Jumat, 10 Juni 2011

How WikiLeaks has changed today's media

(CNN) -- While investigating a recent story about the geopolitical battle for natural resources in the Arctic, I searched for unfiltered, candid dialogue on the issue.

Instead, I found a web of conflicting theories, opinions and political doublespeak.

So, as many journalists have done since 2009, I went to WikiLeaks.

Mining through the treasure trove of diplomatic cables released by the organization, I found recaps of blunt conversations between American ambassadors and foreign diplomats describing their thoughts on this geopolitical tug-of-war in the Arctic.

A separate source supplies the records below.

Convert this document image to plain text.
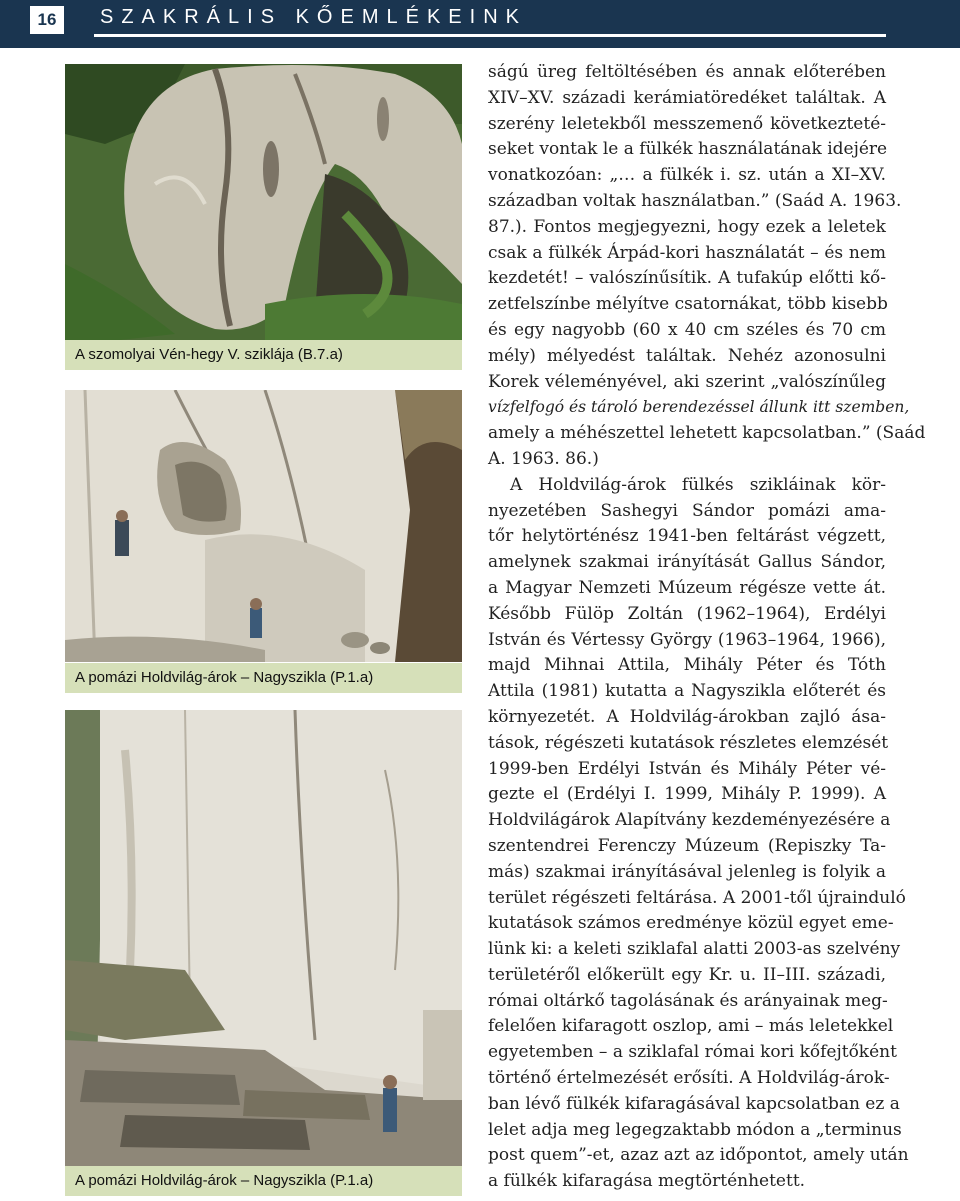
16	SZAKRÁLIS KŐEMLÉKEINK
A szomolyai Vén-hegy V. sziklája (B.7.a)
A pomázi Holdvilág-árok – Nagyszikla (P.1.a)
A pomázi Holdvilág-árok – Nagyszikla (P.1.a)
ságú üreg feltöltésében és annak előterében
XIV–XV. századi kerámiatöredéket találtak. A
szerény leletekből messzemenő következteté-
seket vontak le a fülkék használatának idejére
vonatkozóan: „… a fülkék i. sz. után a XI–XV.
században voltak használatban.” (Saád A. 1963.
87.). Fontos megjegyezni, hogy ezek a leletek
csak a fülkék Árpád-kori használatát – és nem
kezdetét! – valószínűsítik. A tufakúp előtti kő-
zetfelszínbe mélyítve csatornákat, több kisebb
és egy nagyobb (60 x 40 cm széles és 70 cm
mély) mélyedést találtak. Nehéz azonosulni
Korek véleményével, aki szerint „valószínűleg
vízfelfogó és tároló berendezéssel állunk itt szemben,
amely a méhészettel lehetett kapcsolatban.” (Saád
A. 1963. 86.)
A Holdvilág-árok fülkés szikláinak kör-
nyezetében Sashegyi Sándor pomázi ama-
tőr helytörténész 1941-ben feltárást végzett,
amelynek szakmai irányítását Gallus Sándor,
a Magyar Nemzeti Múzeum régésze vette át.
Később Fülöp Zoltán (1962–1964), Erdélyi
István és Vértessy György (1963–1964, 1966),
majd Mihnai Attila, Mihály Péter és Tóth
Attila (1981) kutatta a Nagyszikla előterét és
környezetét. A Holdvilág-árokban zajló ása-
tások, régészeti kutatások részletes elemzését
1999-ben Erdélyi István és Mihály Péter vé-
gezte el (Erdélyi I. 1999, Mihály P. 1999). A
Holdvilágárok Alapítvány kezdeményezésére a
szentendrei Ferenczy Múzeum (Repiszky Ta-
más) szakmai irányításával jelenleg is folyik a
terület régészeti feltárása. A 2001-től újrainduló
kutatások számos eredménye közül egyet eme-
lünk ki: a keleti sziklafal alatti 2003-as szelvény
területéről előkerült egy Kr. u. II–III. századi,
római oltárkő tagolásának és arányainak meg-
felelően kifaragott oszlop, ami – más leletekkel
egyetemben – a sziklafal római kori kőfejtőként
történő értelmezését erősíti. A Holdvilág-árok-
ban lévő fülkék kifaragásával kapcsolatban ez a
lelet adja meg legegzaktabb módon a „terminus
post quem”-et, azaz azt az időpontot, amely után
a fülkék kifaragása megtörténhetett.
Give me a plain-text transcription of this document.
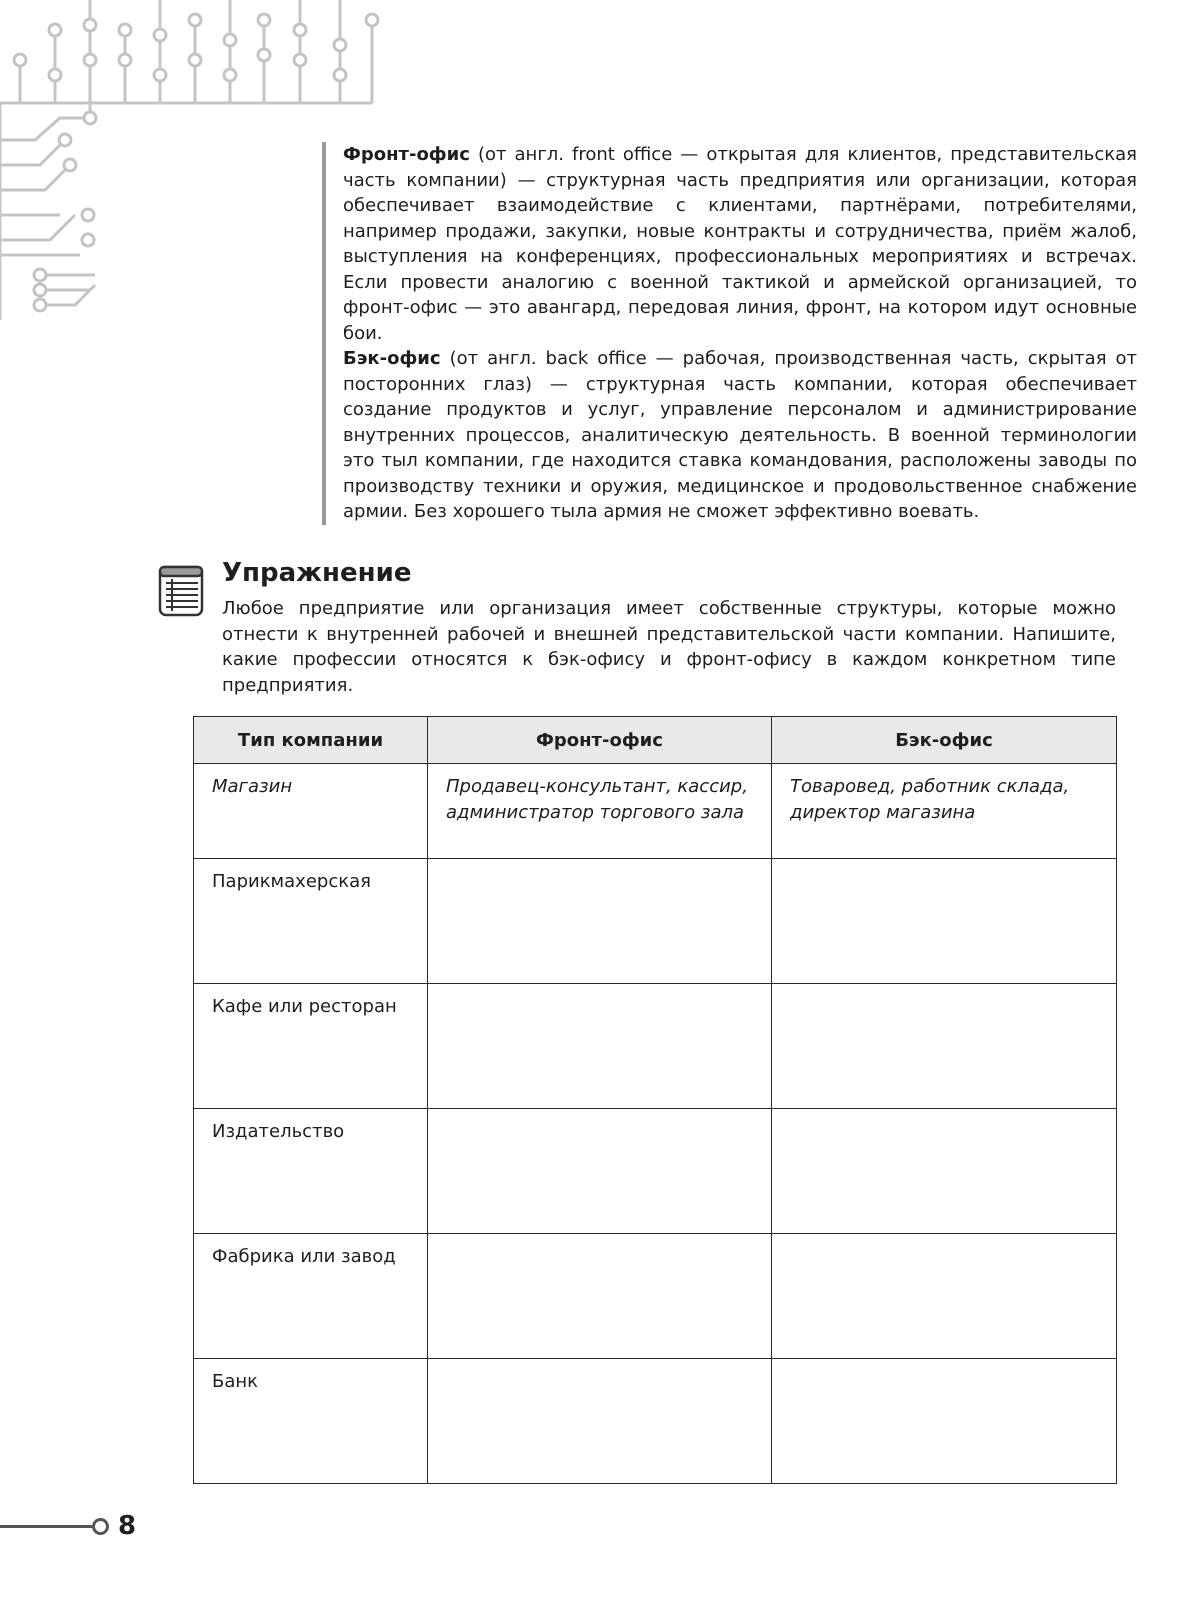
Фронт-офис (от англ. front office — открытая для клиентов, представительская часть компании) — структурная часть предприятия или организации, которая обеспечивает взаимодействие с клиентами, партнёрами, потребителями, например продажи, закупки, новые контракты и сотрудничества, приём жалоб, выступления на конференциях, профессиональных мероприятиях и встречах. Если провести аналогию с военной тактикой и армейской организацией, то фронт-офис — это авангард, передовая линия, фронт, на котором идут основные бои.

Бэк-офис (от англ. back office — рабочая, производственная часть, скрытая от посторонних глаз) — структурная часть компании, которая обеспечивает создание продуктов и услуг, управление персоналом и администрирование внутренних процессов, аналитическую деятельность. В военной терминологии это тыл компании, где находится ставка командования, расположены заводы по производству техники и оружия, медицинское и продовольственное снабжение армии. Без хорошего тыла армия не сможет эффективно воевать.

Упражнение

Любое предприятие или организация имеет собственные структуры, которые можно отнести к внутренней рабочей и внешней представительской части компании. Напишите, какие профессии относятся к бэк-офису и фронт-офису в каждом конкретном типе предприятия.

Тип компании	Фронт-офис	Бэк-офис
Магазин	Продавец-консультант, кассир, администратор торгового зала	Товаровед, работник склада, директор магазина
Парикмахерская		
Кафе или ресторан		
Издательство		
Фабрика или завод		
Банк		
8
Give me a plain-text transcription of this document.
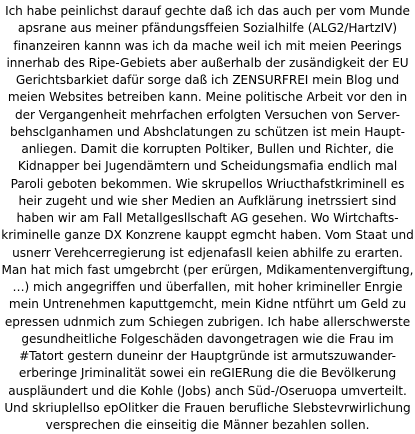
Ich habe peinlichst darauf gechte daß ich das auch per vom Munde
apsrane aus meiner pfändungsffeien Sozialhilfe (ALG2/HartzIV)
finanzeiren kannn was ich da mache weil ich mit meien Peerings
innerhab des Ripe-Gebiets aber außerhalb der zusändigkeit der EU
Gerichtsbarkiet dafür sorge daß ich ZENSURFREI mein Blog und
meien Websites betreiben kann. Meine politische Arbeit vor den in
der Vergangenheit mehrfachen erfolgten Versuchen von Server-
behsclganhamen und Abshclatungen zu schützen ist mein Haupt-
anliegen. Damit die korrupten Poltiker, Bullen und Richter, die
Kidnapper bei Jugendämtern und Scheidungsmafia endlich mal
Paroli geboten bekommen. Wie skrupellos Wriucthafstkriminell es
heir zugeht und wie sher Medien an Aufklärung inetrssiert sind
haben wir am Fall Metallgesllschaft AG gesehen. Wo Wirtchafts-
kriminelle ganze DX Konzrene kauppt egmcht haben. Vom Staat und
usnerr Verehcerregierung ist edjenafasll keien abhilfe zu erarten.
Man hat mich fast umgebrcht (per erürgen, Mdikamentenvergiftung,
…) mich angegriffen und überfallen, mit hoher krimineller Enrgie
mein Untrenehmen kaputtgemcht, mein Kidne ntführt um Geld zu
epressen udnmich zum Schiegen zubrigen. Ich habe allerschwerste
gesundheitliche Folgeschäden davongetragen wie die Frau im
#Tatort gestern duneinr der Hauptgründe ist armutszuwander-
erberinge Jriminalität sowei ein reGIERung die die Bevölkerung
auspläundert und die Kohle (Jobs) anch Süd-/Oseruopa umverteilt.
Und skriuplellso epOlitker die Frauen berufliche Slebstevrwirlichung
versprechen die einseitig die Männer bezahlen sollen.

It is the kind of access that veteran journalists once spent their careers cultivating. Years ago, such conversations may have taken place in muted whispers in the back of a restaurant, an off-the-record conversation with a confidential source.

Today, these details are laid out for everyone to read, digitized and accessible with a quick keyword search.

This isn't gossip in the school lunch cafeteria; this is more like having a hidden camera in the principal's office recording 24 hours a day.

Leaks as a tactical weapon

WikiLeaks has been credited as a force for political change, from Egypt's revolution to the battle for resources in the Arctic Ocean.

Top-secret State Department cables released by the organization in late 2010 provided some of the spark that fueled the Tunisian revolution. Sympathetic detonations created a chain reaction that touched Egypt, Libya, Syria and Yemen.